A pay rise above 6 per cent is what almost half of Australia’s accountants believe they need to reflect their performance and more than three-quarters of their employers will offer higher salaries than they had planned, according to the latest research.
However, there will be a huge mismatch between expectations and employer offers, with 84 per cent of accountancy and finance businesses planning to offer 6 per cent increases or less, and the majority scheduling rises below 3 per cent.
Pay is just one factor, with accountancy and finance staff also chasing more than 20 days’ annual leave, plus payment of professional membership fees and training, the 2022-23 Hays Accountancy & Finance Salary Guide revealed.

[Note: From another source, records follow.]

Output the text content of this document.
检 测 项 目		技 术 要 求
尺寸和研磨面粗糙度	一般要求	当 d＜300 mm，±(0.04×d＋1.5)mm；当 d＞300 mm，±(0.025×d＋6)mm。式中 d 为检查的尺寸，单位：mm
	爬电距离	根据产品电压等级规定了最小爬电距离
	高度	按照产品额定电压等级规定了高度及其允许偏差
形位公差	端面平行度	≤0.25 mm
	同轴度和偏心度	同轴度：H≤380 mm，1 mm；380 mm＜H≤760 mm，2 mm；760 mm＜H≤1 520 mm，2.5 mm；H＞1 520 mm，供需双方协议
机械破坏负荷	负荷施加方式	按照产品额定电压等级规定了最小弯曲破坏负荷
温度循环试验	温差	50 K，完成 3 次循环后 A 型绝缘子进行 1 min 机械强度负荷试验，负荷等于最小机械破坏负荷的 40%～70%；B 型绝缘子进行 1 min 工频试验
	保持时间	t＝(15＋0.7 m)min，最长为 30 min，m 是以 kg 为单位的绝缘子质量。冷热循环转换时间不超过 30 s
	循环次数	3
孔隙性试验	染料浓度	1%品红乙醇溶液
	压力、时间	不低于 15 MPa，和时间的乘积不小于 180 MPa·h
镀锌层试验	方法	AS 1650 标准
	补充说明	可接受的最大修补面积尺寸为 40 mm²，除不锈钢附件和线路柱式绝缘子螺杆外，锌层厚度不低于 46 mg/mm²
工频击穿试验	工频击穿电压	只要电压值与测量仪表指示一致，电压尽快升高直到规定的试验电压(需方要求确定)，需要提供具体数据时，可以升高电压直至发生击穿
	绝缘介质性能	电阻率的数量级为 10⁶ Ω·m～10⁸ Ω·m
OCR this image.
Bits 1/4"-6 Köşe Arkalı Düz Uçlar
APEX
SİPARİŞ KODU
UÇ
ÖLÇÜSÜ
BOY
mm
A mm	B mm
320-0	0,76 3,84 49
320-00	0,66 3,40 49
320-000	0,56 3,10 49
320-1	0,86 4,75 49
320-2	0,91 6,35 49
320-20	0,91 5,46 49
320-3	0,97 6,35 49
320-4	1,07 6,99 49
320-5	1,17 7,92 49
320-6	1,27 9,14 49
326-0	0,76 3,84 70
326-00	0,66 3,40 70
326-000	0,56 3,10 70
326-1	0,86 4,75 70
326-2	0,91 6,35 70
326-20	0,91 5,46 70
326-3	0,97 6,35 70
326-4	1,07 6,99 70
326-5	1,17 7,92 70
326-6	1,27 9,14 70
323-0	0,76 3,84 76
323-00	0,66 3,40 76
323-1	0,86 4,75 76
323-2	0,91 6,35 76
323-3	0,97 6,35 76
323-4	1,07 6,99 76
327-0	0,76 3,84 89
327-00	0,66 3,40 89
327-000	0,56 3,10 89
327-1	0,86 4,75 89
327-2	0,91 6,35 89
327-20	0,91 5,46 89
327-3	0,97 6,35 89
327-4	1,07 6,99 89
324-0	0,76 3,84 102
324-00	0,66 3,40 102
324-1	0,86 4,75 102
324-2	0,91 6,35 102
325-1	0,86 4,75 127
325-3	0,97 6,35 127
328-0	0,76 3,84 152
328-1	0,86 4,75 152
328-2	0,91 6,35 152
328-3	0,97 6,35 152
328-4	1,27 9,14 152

The guide, released this week, found 91 per cent of accountancy employers will increase salaries in their next review, up from 74 per cent last year, with skills shortages creating a “once-in-a-career market”.
“Intense competition for skilled professionals will translate into gradual salary increases this coming financial year,” said regional director of Hays Accountancy & Finance David Cawley.

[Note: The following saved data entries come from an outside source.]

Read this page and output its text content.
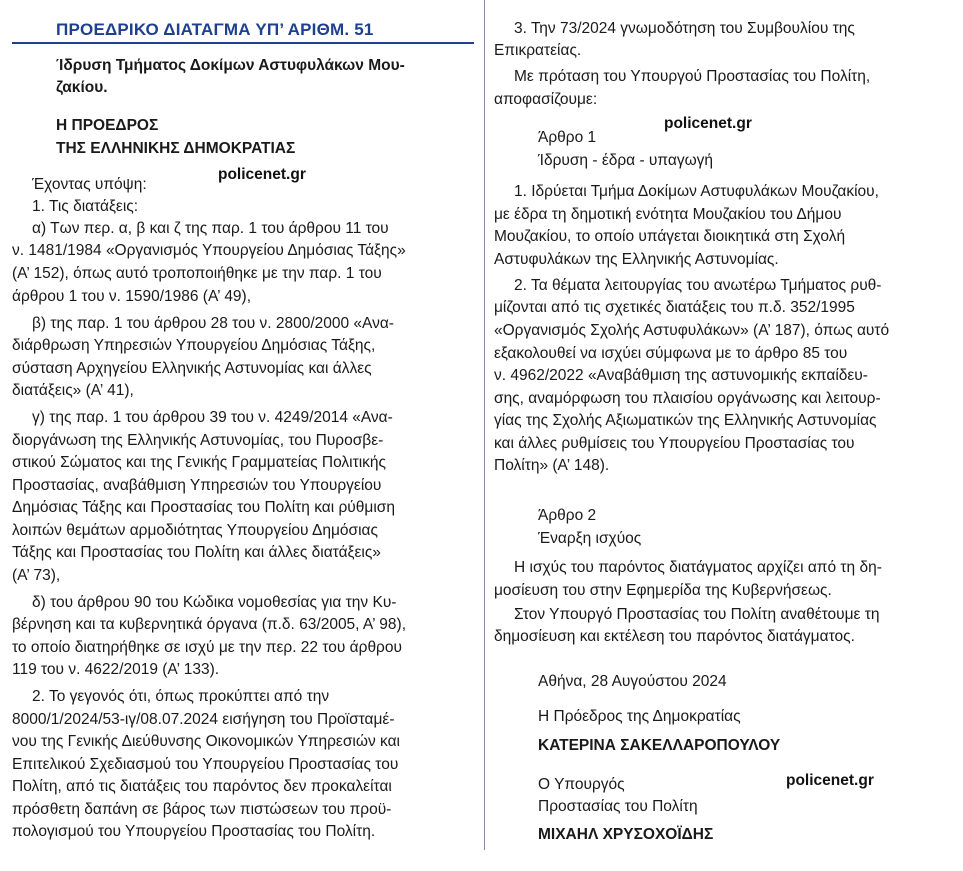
ΠΡΟΕΔΡΙΚΟ ΔΙΑΤΑΓΜΑ ΥΠ’ ΑΡΙΘΜ. 51
Ίδρυση Τμήματος Δοκίμων Αστυφυλάκων Μου-
ζακίου.
Η ΠΡΟΕΔΡΟΣ
ΤΗΣ ΕΛΛΗΝΙΚΗΣ ΔΗΜΟΚΡΑΤΙΑΣ
Έχοντας υπόψη:
policenet.gr
1. Τις διατάξεις:
α) Των περ. α, β και ζ της παρ. 1 του άρθρου 11 του
ν. 1481/1984 «Οργανισμός Υπουργείου Δημόσιας Τάξης»
(Α’ 152), όπως αυτό τροποποιήθηκε με την παρ. 1 του
άρθρου 1 του ν. 1590/1986 (Α’ 49),
β) της παρ. 1 του άρθρου 28 του ν. 2800/2000 «Ανα-
διάρθρωση Υπηρεσιών Υπουργείου Δημόσιας Τάξης,
σύσταση Αρχηγείου Ελληνικής Αστυνομίας και άλλες
διατάξεις» (Α’ 41),
γ) της παρ. 1 του άρθρου 39 του ν. 4249/2014 «Ανα-
διοργάνωση της Ελληνικής Αστυνομίας, του Πυροσβε-
στικού Σώματος και της Γενικής Γραμματείας Πολιτικής
Προστασίας, αναβάθμιση Υπηρεσιών του Υπουργείου
Δημόσιας Τάξης και Προστασίας του Πολίτη και ρύθμιση
λοιπών θεμάτων αρμοδιότητας Υπουργείου Δημόσιας
Τάξης και Προστασίας του Πολίτη και άλλες διατάξεις»
(Α’ 73),
δ) του άρθρου 90 του Κώδικα νομοθεσίας για την Κυ-
βέρνηση και τα κυβερνητικά όργανα (π.δ. 63/2005, Α’ 98),
το οποίο διατηρήθηκε σε ισχύ με την περ. 22 του άρθρου
119 του ν. 4622/2019 (Α’ 133).
2. Το γεγονός ότι, όπως προκύπτει από την
8000/1/2024/53-ιγ/08.07.2024 εισήγηση του Προϊσταμέ-
νου της Γενικής Διεύθυνσης Οικονομικών Υπηρεσιών και
Επιτελικού Σχεδιασμού του Υπουργείου Προστασίας του
Πολίτη, από τις διατάξεις του παρόντος δεν προκαλείται
πρόσθετη δαπάνη σε βάρος των πιστώσεων του προϋ-
πολογισμού του Υπουργείου Προστασίας του Πολίτη.
3. Την 73/2024 γνωμοδότηση του Συμβουλίου της
Επικρατείας.
Με πρόταση του Υπουργού Προστασίας του Πολίτη,
αποφασίζουμε:
Άρθρο 1
policenet.gr
Ίδρυση - έδρα - υπαγωγή
1. Ιδρύεται Τμήμα Δοκίμων Αστυφυλάκων Μουζακίου,
με έδρα τη δημοτική ενότητα Μουζακίου του Δήμου
Μουζακίου, το οποίο υπάγεται διοικητικά στη Σχολή
Αστυφυλάκων της Ελληνικής Αστυνομίας.
2. Τα θέματα λειτουργίας του ανωτέρω Τμήματος ρυθ-
μίζονται από τις σχετικές διατάξεις του π.δ. 352/1995
«Οργανισμός Σχολής Αστυφυλάκων» (Α’ 187), όπως αυτό
εξακολουθεί να ισχύει σύμφωνα με το άρθρο 85 του
ν. 4962/2022 «Αναβάθμιση της αστυνομικής εκπαίδευ-
σης, αναμόρφωση του πλαισίου οργάνωσης και λειτουρ-
γίας της Σχολής Αξιωματικών της Ελληνικής Αστυνομίας
και άλλες ρυθμίσεις του Υπουργείου Προστασίας του
Πολίτη» (Α’ 148).
Άρθρο 2
Έναρξη ισχύος
Η ισχύς του παρόντος διατάγματος αρχίζει από τη δη-
μοσίευση του στην Εφημερίδα της Κυβερνήσεως.
Στον Υπουργό Προστασίας του Πολίτη αναθέτουμε τη
δημοσίευση και εκτέλεση του παρόντος διατάγματος.
Αθήνα, 28 Αυγούστου 2024
Η Πρόεδρος της Δημοκρατίας
ΚΑΤΕΡΙΝΑ ΣΑΚΕΛΛΑΡΟΠΟΥΛΟΥ
Ο Υπουργός	policenet.gr
Προστασίας του Πολίτη
ΜΙΧΑΗΛ ΧΡΥΣΟΧΟΪΔΗΣ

“Moving away from the salary stability stance of recent years, employers say the skills shortage is the reason increases are higher than planned. Already 86 per cent are experiencing a skills shortage.
“This is fuelling a once-in-a-career market. Previously camouflaged by skilled migration, and further impacted by headcount growth, skills shortages have reached a level unmatched in our years in recruitment and sparked deliberate salary increases from employers.”
An increase in hiring intentions also reflected the talent drought, with 56 per cent of accountancy and finance employers intending to increase permanent staff in the next financial year while 24 per cent plan to hire more temporary and contract staff.
The most in-demand positions are financial analysts, finance managers, payrollers, assistant accountants and accounts officers.
The skills shortage is feeding into employee assertiveness, with 54 per cent more confident about asking for a pay rise while 51 per cent have already cashed in with a salary increase, new job or both.
Despite this, only 33 per cent are satisfied with their current salary and more than half of job searches are motivated by money – a greater incentive to move than a lack of promotional opportunities or poor management.
Mr Cawley said staff expectations were growing faster than salary rises.
“In a job-rich, candidate-poor market, they feel more assured of their worth and have prioritised a pay rise,” he said, and “the number one question we’re asked by employers is how to stand out as their preferred candidate’s first choice,” he said.
“We suggest that today’s skills shortage presents an opportunity to define a new equation in the world of work.
“Salary increase budgets only extend so far, so consider the full value exchange for each role. Along with salary, consider benefits, upskilling, career progression, purpose, and the relationship employers have with their employees.”
The Hays guide, now in its 43rd year, surveyed 4,425 organisations across Australia and New Zealand and 4,851 employees.